Thursday, July 23, 2020

I babysat, Jason finished the stream, and Caleb had a birthday

Jackson, aka Whiskers

Birthday sand.

"I brought a casserole," I said, and then immediately added, "I'm such a middle-aged mom." 

"That's the best kind of mom!" they said.  "You're seasoned."

A frog that, amazingly, actually grew from the tadpole that Caleb brought home from our friends' pond, which now lives in our pond, built with much perseverance by Jason.

Also turtles that Jason Ryan brought from their lake--six turtles, which have dwindled to five after one succeeded in running away.  Forget all you've heard about turtles being slow.

They were astonished and thrilled that I brought dinner when I showed up to spend the day with little Whiskers.  You didn't have to do that.

I know I didn't, but I was delighted to pop a casserole in the oven with a baby on my other hip.  Why?  I think because it is so good to feel competent. 

Believe you me, I spent many years feeling domestically incompetent.  I bumbled my way through early marriage, first-time motherhood, second-time motherhood, the toddler years, diapers, breastfeeding, juggling multiple ages... Trying to figure out what to cook for dinner, only to burn it and cluelessly wonder what to do with the leftover bits that didn't go in the recipe.  Crying and/or panicking when my baby cried.  Being at a complete loss as to how to go grocery shopping.  Rushing to the hospital for harmless bumps and missing the signs of a life-threatening asthma attack.

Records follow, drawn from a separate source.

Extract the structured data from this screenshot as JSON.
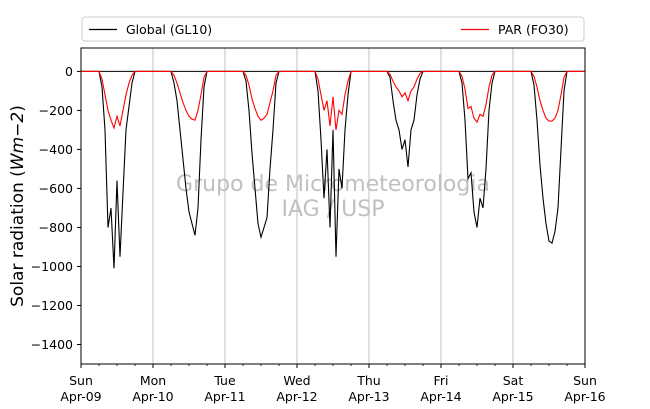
{
  "chart_data": {
    "type": "line",
    "ylabel": "Solar radiation ($Wm−2$)",
    "ylabel_parts": {
      "main": "Solar radiation (",
      "unit": "Wm−2",
      "close": ")"
    },
    "ylim": [
      -1500,
      120
    ],
    "yticks": [
      0,
      -200,
      -400,
      -600,
      -800,
      -1000,
      -1200,
      -1400
    ],
    "ytick_labels": [
      "0",
      "−200",
      "−400",
      "−600",
      "−800",
      "−1000",
      "−1200",
      "−1400"
    ],
    "xlim": [
      "2017-04-09",
      "2017-04-16"
    ],
    "xtick_labels": [
      [
        "Sun",
        "Apr-09"
      ],
      [
        "Mon",
        "Apr-10"
      ],
      [
        "Tue",
        "Apr-11"
      ],
      [
        "Wed",
        "Apr-12"
      ],
      [
        "Thu",
        "Apr-13"
      ],
      [
        "Fri",
        "Apr-14"
      ],
      [
        "Sat",
        "Apr-15"
      ],
      [
        "Sun",
        "Apr-16"
      ]
    ],
    "grid": "vertical",
    "legend_placement": "top",
    "watermark": [
      "Grupo de Micrometeorologia",
      "IAG / USP"
    ],
    "series": [
      {
        "name": "Global (GL10)",
        "color": "#000000",
        "x": [
          "Apr-09 06:00",
          "Apr-09 07:00",
          "Apr-09 08:00",
          "Apr-09 09:00",
          "Apr-09 10:00",
          "Apr-09 11:00",
          "Apr-09 12:00",
          "Apr-09 13:00",
          "Apr-09 14:00",
          "Apr-09 15:00",
          "Apr-09 16:00",
          "Apr-09 17:00",
          "Apr-09 18:00",
          "Apr-10 06:00",
          "Apr-10 07:00",
          "Apr-10 08:00",
          "Apr-10 09:00",
          "Apr-10 10:00",
          "Apr-10 11:00",
          "Apr-10 12:00",
          "Apr-10 13:00",
          "Apr-10 14:00",
          "Apr-10 15:00",
          "Apr-10 16:00",
          "Apr-10 17:00",
          "Apr-10 18:00",
          "Apr-11 06:00",
          "Apr-11 07:00",
          "Apr-11 08:00",
          "Apr-11 09:00",
          "Apr-11 10:00",
          "Apr-11 11:00",
          "Apr-11 12:00",
          "Apr-11 13:00",
          "Apr-11 14:00",
          "Apr-11 15:00",
          "Apr-11 16:00",
          "Apr-11 17:00",
          "Apr-11 18:00",
          "Apr-12 06:00",
          "Apr-12 07:00",
          "Apr-12 08:00",
          "Apr-12 09:00",
          "Apr-12 10:00",
          "Apr-12 11:00",
          "Apr-12 12:00",
          "Apr-12 13:00",
          "Apr-12 14:00",
          "Apr-12 15:00",
          "Apr-12 16:00",
          "Apr-12 17:00",
          "Apr-12 18:00",
          "Apr-13 06:00",
          "Apr-13 07:00",
          "Apr-13 08:00",
          "Apr-13 09:00",
          "Apr-13 10:00",
          "Apr-13 11:00",
          "Apr-13 12:00",
          "Apr-13 13:00",
          "Apr-13 14:00",
          "Apr-13 15:00",
          "Apr-13 16:00",
          "Apr-13 17:00",
          "Apr-13 18:00",
          "Apr-14 06:00",
          "Apr-14 07:00",
          "Apr-14 08:00",
          "Apr-14 09:00",
          "Apr-14 10:00",
          "Apr-14 11:00",
          "Apr-14 12:00",
          "Apr-14 13:00",
          "Apr-14 14:00",
          "Apr-14 15:00",
          "Apr-14 16:00",
          "Apr-14 17:00",
          "Apr-14 18:00",
          "Apr-15 06:00",
          "Apr-15 07:00",
          "Apr-15 08:00",
          "Apr-15 09:00",
          "Apr-15 10:00",
          "Apr-15 11:00",
          "Apr-15 12:00",
          "Apr-15 13:00",
          "Apr-15 14:00",
          "Apr-15 15:00",
          "Apr-15 16:00",
          "Apr-15 17:00",
          "Apr-15 18:00"
        ],
        "values": [
          0,
          -80,
          -300,
          -800,
          -700,
          -1010,
          -560,
          -950,
          -620,
          -300,
          -180,
          -60,
          0,
          0,
          -60,
          -150,
          -300,
          -450,
          -600,
          -720,
          -780,
          -840,
          -700,
          -350,
          -80,
          0,
          0,
          -50,
          -200,
          -420,
          -600,
          -780,
          -850,
          -800,
          -750,
          -500,
          -300,
          -60,
          0,
          0,
          -100,
          -350,
          -650,
          -400,
          -800,
          -300,
          -950,
          -500,
          -600,
          -300,
          -120,
          0,
          0,
          -30,
          -150,
          -250,
          -300,
          -400,
          -350,
          -490,
          -300,
          -250,
          -120,
          -40,
          0,
          0,
          -60,
          -250,
          -550,
          -520,
          -720,
          -800,
          -650,
          -700,
          -500,
          -200,
          -60,
          0,
          0,
          -70,
          -250,
          -480,
          -650,
          -780,
          -870,
          -880,
          -820,
          -700,
          -400,
          -100,
          0
        ]
      },
      {
        "name": "PAR (FO30)",
        "color": "#ff0000",
        "x": [
          "Apr-09 06:00",
          "Apr-09 07:00",
          "Apr-09 08:00",
          "Apr-09 09:00",
          "Apr-09 10:00",
          "Apr-09 11:00",
          "Apr-09 12:00",
          "Apr-09 13:00",
          "Apr-09 14:00",
          "Apr-09 15:00",
          "Apr-09 16:00",
          "Apr-09 17:00",
          "Apr-09 18:00",
          "Apr-10 06:00",
          "Apr-10 07:00",
          "Apr-10 08:00",
          "Apr-10 09:00",
          "Apr-10 10:00",
          "Apr-10 11:00",
          "Apr-10 12:00",
          "Apr-10 13:00",
          "Apr-10 14:00",
          "Apr-10 15:00",
          "Apr-10 16:00",
          "Apr-10 17:00",
          "Apr-10 18:00",
          "Apr-11 06:00",
          "Apr-11 07:00",
          "Apr-11 08:00",
          "Apr-11 09:00",
          "Apr-11 10:00",
          "Apr-11 11:00",
          "Apr-11 12:00",
          "Apr-11 13:00",
          "Apr-11 14:00",
          "Apr-11 15:00",
          "Apr-11 16:00",
          "Apr-11 17:00",
          "Apr-11 18:00",
          "Apr-12 06:00",
          "Apr-12 07:00",
          "Apr-12 08:00",
          "Apr-12 09:00",
          "Apr-12 10:00",
          "Apr-12 11:00",
          "Apr-12 12:00",
          "Apr-12 13:00",
          "Apr-12 14:00",
          "Apr-12 15:00",
          "Apr-12 16:00",
          "Apr-12 17:00",
          "Apr-12 18:00",
          "Apr-13 06:00",
          "Apr-13 07:00",
          "Apr-13 08:00",
          "Apr-13 09:00",
          "Apr-13 10:00",
          "Apr-13 11:00",
          "Apr-13 12:00",
          "Apr-13 13:00",
          "Apr-13 14:00",
          "Apr-13 15:00",
          "Apr-13 16:00",
          "Apr-13 17:00",
          "Apr-13 18:00",
          "Apr-14 06:00",
          "Apr-14 07:00",
          "Apr-14 08:00",
          "Apr-14 09:00",
          "Apr-14 10:00",
          "Apr-14 11:00",
          "Apr-14 12:00",
          "Apr-14 13:00",
          "Apr-14 14:00",
          "Apr-14 15:00",
          "Apr-14 16:00",
          "Apr-14 17:00",
          "Apr-14 18:00",
          "Apr-15 06:00",
          "Apr-15 07:00",
          "Apr-15 08:00",
          "Apr-15 09:00",
          "Apr-15 10:00",
          "Apr-15 11:00",
          "Apr-15 12:00",
          "Apr-15 13:00",
          "Apr-15 14:00",
          "Apr-15 15:00",
          "Apr-15 16:00",
          "Apr-15 17:00",
          "Apr-15 18:00"
        ],
        "values": [
          0,
          -40,
          -120,
          -200,
          -250,
          -290,
          -230,
          -280,
          -200,
          -120,
          -60,
          -20,
          0,
          0,
          -20,
          -60,
          -110,
          -160,
          -200,
          -230,
          -245,
          -250,
          -200,
          -120,
          -30,
          0,
          0,
          -20,
          -70,
          -140,
          -190,
          -230,
          -250,
          -240,
          -220,
          -160,
          -100,
          -20,
          0,
          0,
          -40,
          -120,
          -200,
          -150,
          -280,
          -130,
          -300,
          -200,
          -220,
          -120,
          -50,
          0,
          0,
          -15,
          -50,
          -80,
          -100,
          -130,
          -110,
          -150,
          -100,
          -80,
          -40,
          -10,
          0,
          0,
          -25,
          -90,
          -190,
          -180,
          -240,
          -260,
          -220,
          -230,
          -170,
          -80,
          -20,
          0,
          0,
          -25,
          -80,
          -150,
          -200,
          -240,
          -255,
          -255,
          -240,
          -200,
          -120,
          -30,
          0
        ]
      }
    ]
  }
}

That's not a good feeling.

All that's left of our runaway: the tragic trail to horrible freedom.

We've survived the toddler and preschool years, and it's been a while since I burned dinner, but I still feel incompetent about a vast number of things. 




Introducing myself.

Keeping the house clean.

Raising teenagers?!

Going to the DMV.

Thinking rationally about covid.

Accordingly, when presented with an opportunity to care for a baby and cook dinner--two feats that I realize only now that I've actually mastered--and that at cost of years of hard struggle--I accepted rejoicing.

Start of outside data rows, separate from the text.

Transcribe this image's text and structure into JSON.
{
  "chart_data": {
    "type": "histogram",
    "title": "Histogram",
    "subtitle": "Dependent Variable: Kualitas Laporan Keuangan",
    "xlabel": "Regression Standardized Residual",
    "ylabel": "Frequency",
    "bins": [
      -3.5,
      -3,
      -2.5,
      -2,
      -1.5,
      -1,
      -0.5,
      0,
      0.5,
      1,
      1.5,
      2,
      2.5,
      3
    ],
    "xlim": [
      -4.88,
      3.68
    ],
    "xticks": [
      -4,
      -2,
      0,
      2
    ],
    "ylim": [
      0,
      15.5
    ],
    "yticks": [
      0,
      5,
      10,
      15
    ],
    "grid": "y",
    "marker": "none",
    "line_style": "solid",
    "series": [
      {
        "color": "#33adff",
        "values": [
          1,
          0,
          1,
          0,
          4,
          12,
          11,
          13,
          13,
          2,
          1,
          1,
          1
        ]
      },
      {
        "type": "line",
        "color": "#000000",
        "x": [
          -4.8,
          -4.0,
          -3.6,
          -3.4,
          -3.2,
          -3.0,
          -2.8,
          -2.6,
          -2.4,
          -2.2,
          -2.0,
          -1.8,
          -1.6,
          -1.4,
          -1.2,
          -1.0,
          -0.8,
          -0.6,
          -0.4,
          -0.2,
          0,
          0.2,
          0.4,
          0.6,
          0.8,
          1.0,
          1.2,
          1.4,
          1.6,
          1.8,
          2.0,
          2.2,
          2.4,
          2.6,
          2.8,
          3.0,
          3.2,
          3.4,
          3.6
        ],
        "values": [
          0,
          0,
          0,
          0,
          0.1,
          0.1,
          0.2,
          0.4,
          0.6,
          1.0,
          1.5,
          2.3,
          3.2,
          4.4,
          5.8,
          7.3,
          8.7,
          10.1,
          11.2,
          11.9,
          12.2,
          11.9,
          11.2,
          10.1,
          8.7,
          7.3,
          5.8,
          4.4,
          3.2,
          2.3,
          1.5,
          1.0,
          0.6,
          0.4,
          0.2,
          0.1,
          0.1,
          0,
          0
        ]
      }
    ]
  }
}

Thus, my dears, however much the casserole meant to you after your first long day back at work after maternity leave (and I imagine it meant a lot, having been the recipient of many a casserole myself), as I contemplate the years of trial and failure and painfully incremental learning, resulting in today's ability to cheerfully whip up a dinner with a baby on one hip, I realize now and assure you the casserole means much more to me.